身代わり依頼は死人 桜門へ ~死人の終わらない恋~




 「っっ………ごほっ……くるし……」
 「た、大変だわ!文月、お医者様を呼んでくるわ」


 泣きそうな顔で、必死に駆け出す祖母の背中を見つめる。そんなに走ったら転んで怪我をしてしまう。自分の事など気にしなくていいのに。
 ………どうせ、もうすぐに死んでしまうのだから。
 苦しさから涙を溢し、文月は庭のベンチで踞りながら意識を失った。






 気づいた時には、病室に戻され酸素マスクをつけられ寝かせられていた。
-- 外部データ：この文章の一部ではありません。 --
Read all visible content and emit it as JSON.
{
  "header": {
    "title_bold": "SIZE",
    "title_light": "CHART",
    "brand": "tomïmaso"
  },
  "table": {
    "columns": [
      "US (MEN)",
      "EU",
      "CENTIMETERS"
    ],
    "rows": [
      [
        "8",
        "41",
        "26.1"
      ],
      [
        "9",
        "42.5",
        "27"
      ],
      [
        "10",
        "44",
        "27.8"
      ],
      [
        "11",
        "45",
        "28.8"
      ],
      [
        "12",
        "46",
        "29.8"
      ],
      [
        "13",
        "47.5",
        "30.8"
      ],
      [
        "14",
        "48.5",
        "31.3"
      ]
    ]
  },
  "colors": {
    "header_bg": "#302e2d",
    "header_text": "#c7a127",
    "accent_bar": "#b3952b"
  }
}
腕には点滴の針が刺さっていた。
 あぁ、これならしばらくは苦しくないな。そんな風に思い薄目のまま周りを見渡す。

 すると、文月の傍に座り、涙を流している祖母の姿が見えた。


 「可愛そうに……まだ中学生なのに苦しい日々を送るなんて。文月の辛さを私は知ることも出来ない。こんなに可愛い子が私より早くに…………」

 
 祖母だけが自分のために泣いてくれる。
 そんな人がいる事は幸せだと思う。
 祖母が手を握ってくれたのか、文月は点滴が刺された手にぬくもりを感じた。それだけで、どこか安心出来る。


 「あなたの変わりに、私がその病気を貰えればいいのに……」


 そんな弱々しい言葉が聞こえた。
 こんな苦しい事を祖母になどさせられるはずがない。自分はもう慣れているから平気だ。
 あと少しで、それも終わる。自分の体なのだから、わかるのだ。もう、終わりなのだと。
 だから、そんな事を言わないで。そう祖母に伝えたかったが、酸素マスクのせいでうまく言えないまま、そのまま文月は眠りについた。


 それから数週間後。
 余命宣告をされていた文月の病気は何故か完治した。


 そして、それから半年後。
 祖母のみき子は、文月と同じ病気を発症し、亡くなった。